Acabei de perceber que tanto a Anthropic quanto a OpenAI ajustaram bastante as suas promessas de segurança. Na Anthropic, uma promessa central da diretriz de crescimento responsável foi simplesmente omitida — especificamente: o compromisso de pausar o treino de IA se as medidas de mitigação de riscos não forem suficientes. Jared Kaplan, Diretor Científico da Anthropic, justifica isso com a realidade de um mercado altamente competitivo. Uma pausa unilateral, sob pressão da concorrência, simplesmente não é viável.



De forma semelhante na OpenAI: a missão foi reformulada e a palavra 'seguro' foi omitida. Em vez disso, o foco agora está em que a IA deve beneficiar a humanidade. Isso, claro, corresponde às expectativas de investidores e políticos, mas também mostra como essas empresas pensam de forma mais pragmática atualmente.

O timing é interessante: a Anthropic acaba de fechar uma rodada de financiamento de 30 bilhões de dólares e é avaliada em 380 bilhões. A OpenAI busca até 100 bilhões, com apoio da Amazon, Microsoft e Nvidia. Fica claro por que essas formulações de segurança foram omitidas — a pressão é enorme.

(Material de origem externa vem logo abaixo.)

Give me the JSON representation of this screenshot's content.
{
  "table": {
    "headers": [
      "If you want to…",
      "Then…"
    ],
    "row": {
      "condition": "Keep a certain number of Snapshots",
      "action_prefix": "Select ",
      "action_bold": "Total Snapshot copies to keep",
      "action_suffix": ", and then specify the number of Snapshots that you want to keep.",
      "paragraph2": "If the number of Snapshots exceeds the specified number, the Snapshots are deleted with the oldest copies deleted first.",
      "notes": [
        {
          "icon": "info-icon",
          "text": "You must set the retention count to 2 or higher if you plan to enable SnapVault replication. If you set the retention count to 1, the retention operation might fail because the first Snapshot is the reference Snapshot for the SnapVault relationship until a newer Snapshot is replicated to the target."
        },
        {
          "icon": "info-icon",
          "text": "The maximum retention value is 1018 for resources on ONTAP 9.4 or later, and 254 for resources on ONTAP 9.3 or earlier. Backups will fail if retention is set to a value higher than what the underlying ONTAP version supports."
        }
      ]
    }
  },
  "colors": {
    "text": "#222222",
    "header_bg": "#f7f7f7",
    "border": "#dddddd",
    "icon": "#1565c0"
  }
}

Outro ponto: a Anthropic negou ao Pentágono acesso total ao Claude, o que gerou tensões com o Secretário de Defesa dos EUA, Pete Hegseth. Isso levanta questões sobre contratos de defesa e mostra que preocupações de segurança e a realidade geopolítica às vezes entram em conflito. É interessante observar como esse setor está se redefinindo neste momento.